Havana - Após uma semana de duelos em torno da política sobre Cuba e enquanto disputava com o republicano John McCain a atenção de veteranos e latinos no Novo México, Barack Obama ganhou ontem a simpatia, potencialmente incômoda, de Fidel Castro.
O cubano, que está fora do poder desde 2006 e escreve regularmente na imprensa da ilha, publicou texto com vários elogios e previsíveis críticas a Obama. “Se eu o defendesse (Obama), faria um enorme favor a seus adversários”, pondera Fidel.
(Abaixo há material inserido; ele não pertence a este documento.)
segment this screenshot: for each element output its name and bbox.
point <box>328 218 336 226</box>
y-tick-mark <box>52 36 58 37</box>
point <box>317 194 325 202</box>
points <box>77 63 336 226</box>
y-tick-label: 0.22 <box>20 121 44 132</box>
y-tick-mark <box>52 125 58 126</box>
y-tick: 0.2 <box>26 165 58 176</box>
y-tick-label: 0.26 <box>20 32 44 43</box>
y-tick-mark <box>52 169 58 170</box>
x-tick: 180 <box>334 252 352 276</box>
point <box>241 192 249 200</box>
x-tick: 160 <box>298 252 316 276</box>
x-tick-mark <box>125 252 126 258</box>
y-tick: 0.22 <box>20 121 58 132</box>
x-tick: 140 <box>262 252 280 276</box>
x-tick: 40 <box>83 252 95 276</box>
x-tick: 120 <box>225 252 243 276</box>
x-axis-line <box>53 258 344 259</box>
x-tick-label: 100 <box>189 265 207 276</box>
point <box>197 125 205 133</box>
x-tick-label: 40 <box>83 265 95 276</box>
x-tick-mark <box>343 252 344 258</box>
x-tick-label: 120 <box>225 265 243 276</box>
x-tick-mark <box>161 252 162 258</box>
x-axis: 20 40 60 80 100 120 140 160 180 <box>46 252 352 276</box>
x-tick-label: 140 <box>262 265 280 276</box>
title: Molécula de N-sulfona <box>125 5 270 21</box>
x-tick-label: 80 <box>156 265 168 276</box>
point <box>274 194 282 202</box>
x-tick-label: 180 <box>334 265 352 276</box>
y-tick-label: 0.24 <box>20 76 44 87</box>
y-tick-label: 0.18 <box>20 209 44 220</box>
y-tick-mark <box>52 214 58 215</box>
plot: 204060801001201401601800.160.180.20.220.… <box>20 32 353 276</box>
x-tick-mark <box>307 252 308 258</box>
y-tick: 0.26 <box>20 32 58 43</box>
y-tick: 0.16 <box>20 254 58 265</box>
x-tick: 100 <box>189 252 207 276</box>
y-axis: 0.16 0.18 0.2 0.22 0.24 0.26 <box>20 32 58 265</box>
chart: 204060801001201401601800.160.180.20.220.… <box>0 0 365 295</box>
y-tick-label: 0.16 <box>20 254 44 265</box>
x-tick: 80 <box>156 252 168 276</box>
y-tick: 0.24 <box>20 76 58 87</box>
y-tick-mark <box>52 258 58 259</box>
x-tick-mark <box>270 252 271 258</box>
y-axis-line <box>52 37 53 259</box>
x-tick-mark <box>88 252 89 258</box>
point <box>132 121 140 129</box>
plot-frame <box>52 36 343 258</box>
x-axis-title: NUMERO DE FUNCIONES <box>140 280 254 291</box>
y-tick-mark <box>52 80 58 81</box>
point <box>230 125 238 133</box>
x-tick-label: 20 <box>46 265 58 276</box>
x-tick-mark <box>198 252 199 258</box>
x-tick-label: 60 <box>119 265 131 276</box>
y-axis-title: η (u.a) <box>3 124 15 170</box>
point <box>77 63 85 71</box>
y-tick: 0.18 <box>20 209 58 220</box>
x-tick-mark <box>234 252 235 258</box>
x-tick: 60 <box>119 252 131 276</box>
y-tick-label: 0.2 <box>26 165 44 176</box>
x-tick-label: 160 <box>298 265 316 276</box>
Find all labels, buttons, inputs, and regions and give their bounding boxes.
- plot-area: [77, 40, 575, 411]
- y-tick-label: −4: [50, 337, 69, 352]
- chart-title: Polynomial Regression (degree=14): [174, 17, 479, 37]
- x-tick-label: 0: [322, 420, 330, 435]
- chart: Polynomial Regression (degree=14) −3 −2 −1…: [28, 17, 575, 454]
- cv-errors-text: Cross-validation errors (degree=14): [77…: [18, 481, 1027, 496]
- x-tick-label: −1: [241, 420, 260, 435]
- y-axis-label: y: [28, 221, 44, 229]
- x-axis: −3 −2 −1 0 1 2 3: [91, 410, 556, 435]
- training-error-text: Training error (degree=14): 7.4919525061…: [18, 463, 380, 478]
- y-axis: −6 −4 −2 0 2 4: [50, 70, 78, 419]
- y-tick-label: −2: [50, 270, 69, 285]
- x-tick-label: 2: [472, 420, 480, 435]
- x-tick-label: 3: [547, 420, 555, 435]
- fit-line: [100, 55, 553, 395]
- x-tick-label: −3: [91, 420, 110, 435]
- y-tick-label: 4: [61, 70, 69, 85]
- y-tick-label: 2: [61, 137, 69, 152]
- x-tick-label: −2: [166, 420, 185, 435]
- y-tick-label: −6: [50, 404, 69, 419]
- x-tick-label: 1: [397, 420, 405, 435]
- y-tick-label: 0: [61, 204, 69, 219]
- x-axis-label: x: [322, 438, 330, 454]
Mas o texto é de evidente contraste com os freqüentes ataques que faz a Bush e McCain. Na semana passada, McCain reiterou seu endosso à política dura da Casa Branca para a ilha. Para Fidel, foram “mentiras grosseiras” e sem efeito.
Já Obama, na sexta-feira, endureceu em relação a discursos anteriores, prometendo manter o embargo à ilha, mas também defendeu o fim das restrições a viagens a Cuba e envio de dinheiro a parentes na ilha.
Fidel afirmou que a manutenção do embargo é uma “fórmula de fome”, diz que a remessas de dinheiro são “esmolas” e as viagens a Cuba “propaganda”. Mas o cubano diz também que Obama é, “do ponto de vista social e humano, o mais avançado candidato” e que acompanha com “simpatia” a família dele.